How Much Did You Earn in Credit Card Rewards Last Year?

credit card rewards
Assuming you use credit cards, that is. I have to admit – we have been cutting back to using them only when necessary and/or on bigger purchases (to get a bigger bang for our “reward”). When we do use them – I quickly pay them off – or at the end of the month. I thought it would be fun to take a look back at 2012 and see how much we actually earned in credit card rewards. Have you ever done this? I was a bit surprised to see what we actually earned (and I use that term loosely). We don't have a lot of cards, but this was our take: 

  • AMEX  $61.39
  • Discover  $18.90
  • US Bank CC  $69

For a whopping total of: $149.29 (This doesn't include a store shopping card that my wife has – which also earns nominal rewards). Not too bad for doing nothing but using the card and then paying it off each month.

Why do they do it?

Credit card companies aren't in business to make you rich. Or to reward  you for paying off your bills every month. Fortunately for them (and unfortunately for many people – and I used to be one of 'em) there are enough folks who do not pay their balances off every month. I can only assume if everyone was on top of their payments and never was late – they would stop the reward system and close up shop. But, maybe I'm being too pessimistic.

Incentivizing us to spend more by rewarding our spending behavior is a way for them to make more in swipe fees and maybe in late fees. I liken it to a casino. While there are winners here and there (like the people who pay their balances every month but rack up the rewards) – there are more losers. The house (credit card companies) come out on top in the end.

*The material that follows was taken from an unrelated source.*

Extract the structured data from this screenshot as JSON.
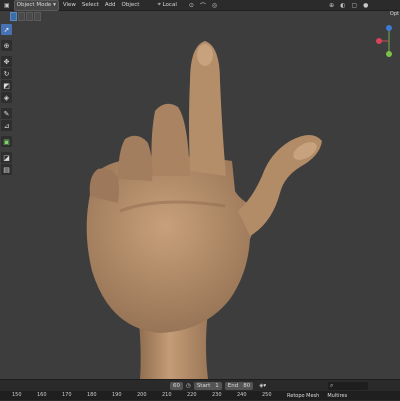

It's free money – why not use your credit card for every purchase?

My wife and I have this discussion now and then.

“Why don't we use the credit card for all of our purchases,” my wife may ask.

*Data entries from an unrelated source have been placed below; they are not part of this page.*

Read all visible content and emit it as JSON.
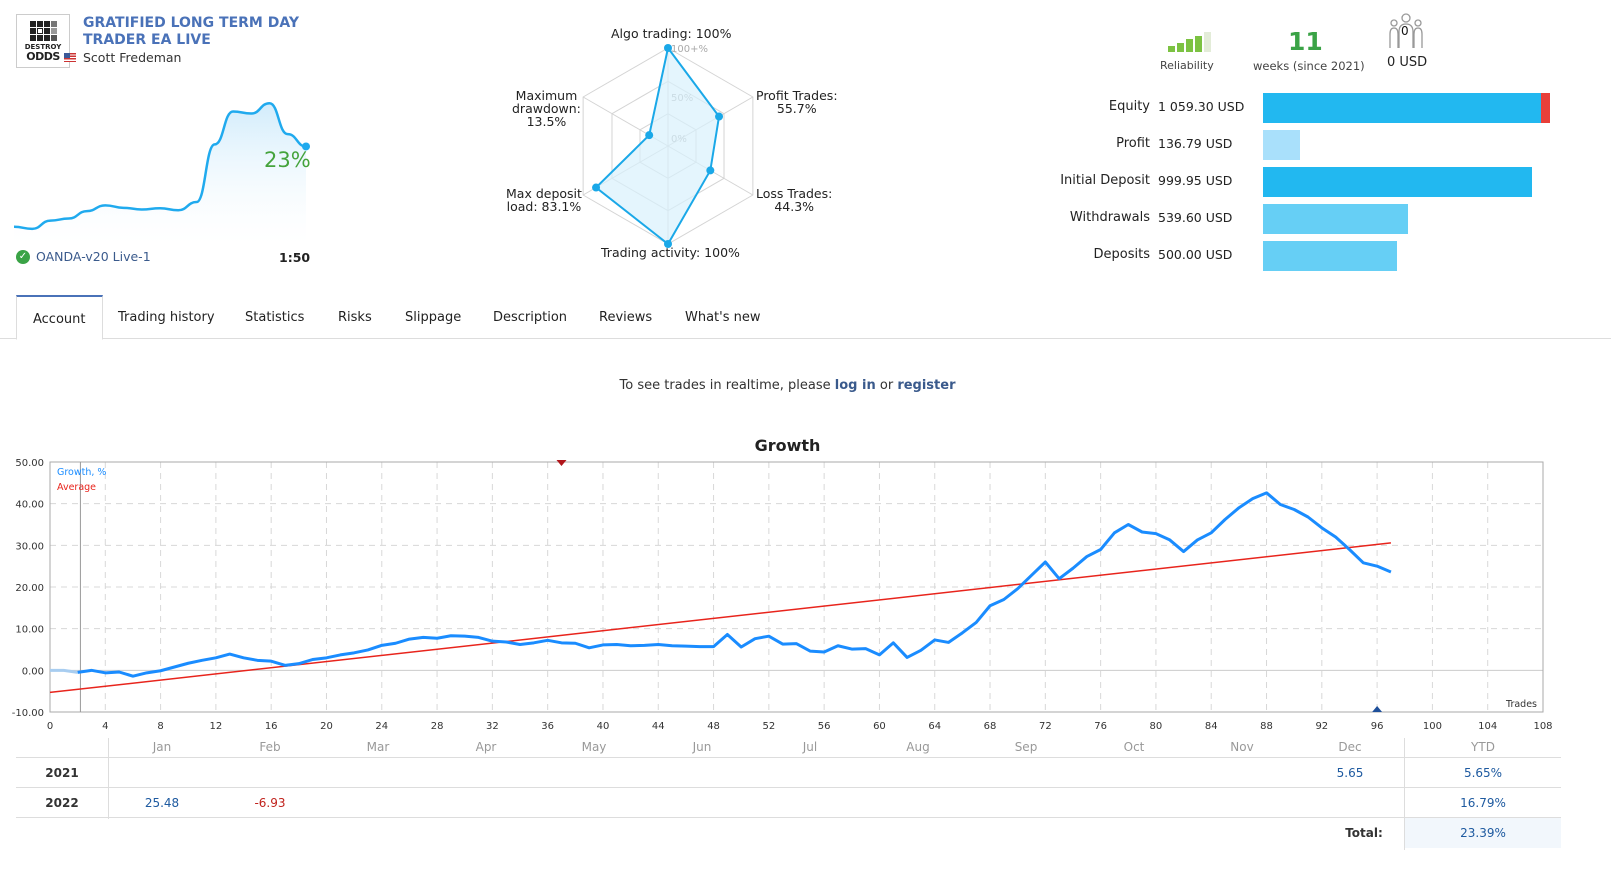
{
  "header": {
    "logo_text_top": "DESTROY",
    "logo_text_bottom": "ODDS",
    "title": "GRATIFIED LONG TERM DAY TRADER EA LIVE",
    "author": "Scott Fredeman",
    "growth_percent": "23%",
    "server": "OANDA-v20 Live-1",
    "leverage": "1:50"
  },
  "mini_chart": {
    "values": [
      0.0,
      -0.5,
      1.5,
      2.0,
      3.8,
      5.2,
      4.6,
      4.2,
      4.5,
      4.0,
      6.0,
      20.0,
      28.0,
      27.5,
      30.0,
      22.5,
      19.5
    ]
  },
  "radar": {
    "scale_labels": [
      "100+%",
      "50%",
      "0%"
    ],
    "axes": [
      {
        "label": "Algo trading: 100%",
        "value": 100
      },
      {
        "label": "Profit Trades: 55.7%",
        "value": 55.7
      },
      {
        "label": "Loss Trades: 44.3%",
        "value": 44.3
      },
      {
        "label": "Trading activity: 100%",
        "value": 100
      },
      {
        "label": "Max deposit load: 83.1%",
        "value": 83.1
      },
      {
        "label": "Maximum drawdown: 13.5%",
        "value": 13.5
      }
    ],
    "labels": {
      "algo": "Algo trading: 100%",
      "profit_1": "Profit Trades:",
      "profit_2": "55.7%",
      "loss_1": "Loss Trades:",
      "loss_2": "44.3%",
      "activity": "Trading activity: 100%",
      "deposit_1": "Max deposit",
      "deposit_2": "load: 83.1%",
      "drawdown_1": "Maximum",
      "drawdown_2": "drawdown:",
      "drawdown_3": "13.5%"
    }
  },
  "stats": {
    "reliability_label": "Reliability",
    "reliability_level": 4,
    "reliability_max": 5,
    "weeks": "11",
    "weeks_label": "weeks (since 2021)",
    "subscribers": "0",
    "subscribers_usd": "0 USD",
    "bars": [
      {
        "label": "Equity",
        "value": "1 059.30 USD",
        "amount": 1059.3,
        "color": "#22b8f0",
        "overflow_color": "#e8403a"
      },
      {
        "label": "Profit",
        "value": "136.79 USD",
        "amount": 136.79,
        "color": "#a9e0fb"
      },
      {
        "label": "Initial Deposit",
        "value": "999.95 USD",
        "amount": 999.95,
        "color": "#22b8f0"
      },
      {
        "label": "Withdrawals",
        "value": "539.60 USD",
        "amount": 539.6,
        "color": "#66cff5"
      },
      {
        "label": "Deposits",
        "value": "500.00 USD",
        "amount": 500.0,
        "color": "#66cff5"
      }
    ]
  },
  "tabs": [
    {
      "label": "Account",
      "active": true
    },
    {
      "label": "Trading history",
      "active": false
    },
    {
      "label": "Statistics",
      "active": false
    },
    {
      "label": "Risks",
      "active": false
    },
    {
      "label": "Slippage",
      "active": false
    },
    {
      "label": "Description",
      "active": false
    },
    {
      "label": "Reviews",
      "active": false
    },
    {
      "label": "What's new",
      "active": false
    }
  ],
  "notice": {
    "prefix": "To see trades in realtime, please",
    "login": "log in",
    "or": "or",
    "register": "register"
  },
  "chart_data": {
    "type": "line",
    "title": "Growth",
    "xlabel": "Trades",
    "ylabel": "",
    "xlim": [
      0,
      108
    ],
    "ylim": [
      -10,
      50
    ],
    "x_ticks": [
      0,
      4,
      8,
      12,
      16,
      20,
      24,
      28,
      32,
      36,
      40,
      44,
      48,
      52,
      56,
      60,
      64,
      68,
      72,
      76,
      80,
      84,
      88,
      92,
      96,
      100,
      104,
      108
    ],
    "y_ticks": [
      "-10.00",
      "0.00",
      "10.00",
      "20.00",
      "30.00",
      "40.00",
      "50.00"
    ],
    "grid": true,
    "legend": [
      {
        "name": "Growth, %",
        "color": "#1a8cff"
      },
      {
        "name": "Average",
        "color": "#e8241c"
      }
    ],
    "legend_position": "top-left",
    "series": [
      {
        "name": "Growth, %",
        "pre_points": [
          [
            0,
            0.0
          ],
          [
            1,
            0.0
          ],
          [
            2,
            -0.5
          ]
        ],
        "points": [
          [
            2,
            -0.5
          ],
          [
            3,
            0.0
          ],
          [
            4,
            -0.6
          ],
          [
            5,
            -0.4
          ],
          [
            6,
            -1.4
          ],
          [
            7,
            -0.6
          ],
          [
            8,
            -0.1
          ],
          [
            9,
            0.8
          ],
          [
            10,
            1.7
          ],
          [
            11,
            2.4
          ],
          [
            12,
            3.0
          ],
          [
            13,
            3.9
          ],
          [
            14,
            3.0
          ],
          [
            15,
            2.4
          ],
          [
            16,
            2.2
          ],
          [
            17,
            1.2
          ],
          [
            18,
            1.6
          ],
          [
            19,
            2.6
          ],
          [
            20,
            3.0
          ],
          [
            21,
            3.7
          ],
          [
            22,
            4.2
          ],
          [
            23,
            4.9
          ],
          [
            24,
            6.0
          ],
          [
            25,
            6.5
          ],
          [
            26,
            7.5
          ],
          [
            27,
            7.9
          ],
          [
            28,
            7.7
          ],
          [
            29,
            8.3
          ],
          [
            30,
            8.2
          ],
          [
            31,
            7.9
          ],
          [
            32,
            7.0
          ],
          [
            33,
            6.8
          ],
          [
            34,
            6.2
          ],
          [
            35,
            6.6
          ],
          [
            36,
            7.2
          ],
          [
            37,
            6.6
          ],
          [
            38,
            6.5
          ],
          [
            39,
            5.4
          ],
          [
            40,
            6.1
          ],
          [
            41,
            6.2
          ],
          [
            42,
            5.9
          ],
          [
            43,
            6.0
          ],
          [
            44,
            6.2
          ],
          [
            45,
            5.9
          ],
          [
            46,
            5.8
          ],
          [
            47,
            5.7
          ],
          [
            48,
            5.7
          ],
          [
            49,
            8.6
          ],
          [
            50,
            5.6
          ],
          [
            51,
            7.6
          ],
          [
            52,
            8.2
          ],
          [
            53,
            6.3
          ],
          [
            54,
            6.4
          ],
          [
            55,
            4.6
          ],
          [
            56,
            4.4
          ],
          [
            57,
            5.9
          ],
          [
            58,
            5.1
          ],
          [
            59,
            5.2
          ],
          [
            60,
            3.7
          ],
          [
            61,
            6.6
          ],
          [
            62,
            3.1
          ],
          [
            63,
            4.8
          ],
          [
            64,
            7.3
          ],
          [
            65,
            6.7
          ],
          [
            66,
            9.0
          ],
          [
            67,
            11.5
          ],
          [
            68,
            15.5
          ],
          [
            69,
            17.0
          ],
          [
            70,
            19.6
          ],
          [
            71,
            22.8
          ],
          [
            72,
            26.0
          ],
          [
            73,
            22.0
          ],
          [
            74,
            24.5
          ],
          [
            75,
            27.3
          ],
          [
            76,
            29.0
          ],
          [
            77,
            33.0
          ],
          [
            78,
            35.0
          ],
          [
            79,
            33.2
          ],
          [
            80,
            32.8
          ],
          [
            81,
            31.3
          ],
          [
            82,
            28.5
          ],
          [
            83,
            31.3
          ],
          [
            84,
            33.0
          ],
          [
            85,
            36.2
          ],
          [
            86,
            39.0
          ],
          [
            87,
            41.2
          ],
          [
            88,
            42.6
          ],
          [
            89,
            39.8
          ],
          [
            90,
            38.6
          ],
          [
            91,
            36.8
          ],
          [
            92,
            34.2
          ],
          [
            93,
            32.0
          ],
          [
            94,
            29.0
          ],
          [
            95,
            25.8
          ],
          [
            96,
            25.0
          ],
          [
            97,
            23.6
          ]
        ]
      },
      {
        "name": "Average",
        "points": [
          [
            0,
            -5.3
          ],
          [
            97,
            30.6
          ]
        ]
      }
    ],
    "markers": [
      {
        "type": "down-arrow",
        "x": 37,
        "color": "#b0151a",
        "position": "top"
      },
      {
        "type": "up-arrow",
        "x": 96,
        "color": "#1e4f9a",
        "position": "bottom"
      }
    ]
  },
  "monthly_table": {
    "columns": [
      "Jan",
      "Feb",
      "Mar",
      "Apr",
      "May",
      "Jun",
      "Jul",
      "Aug",
      "Sep",
      "Oct",
      "Nov",
      "Dec",
      "YTD"
    ],
    "rows": [
      {
        "year": "2021",
        "values": [
          "",
          "",
          "",
          "",
          "",
          "",
          "",
          "",
          "",
          "",
          "",
          "5.65"
        ],
        "ytd": "5.65%"
      },
      {
        "year": "2022",
        "values": [
          "25.48",
          "-6.93",
          "",
          "",
          "",
          "",
          "",
          "",
          "",
          "",
          "",
          ""
        ],
        "ytd": "16.79%"
      }
    ],
    "total_label": "Total:",
    "total_value": "23.39%"
  }
}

“Because it messes with my budgeting system,” I reply. “I like to pay for things immediately.”

Of course – neither of us is right or wrong. We could be earning more reward money by using our credit card for all purchases. And, we could just lock-up the cards and use only debit, straight-up cash or checks (if you recall – I still swear by the check register).

For me – I have PTSD whenever I use a credit card due to my past failures with 'em. I racked up some $20k in debt in my early 20's and it took me 5 years to pay 'em off. I don't want to ever go through that again. So some of my trepidation with credit is valid and cautiously optimistic.

I'm curious…

What is your take on using credit cards to get rewarded? Do you use them sparingly OR do you use your cards whenever and wherever you can to maximize your rewards? I'd also be interested to know what your take was from 2012.. ;)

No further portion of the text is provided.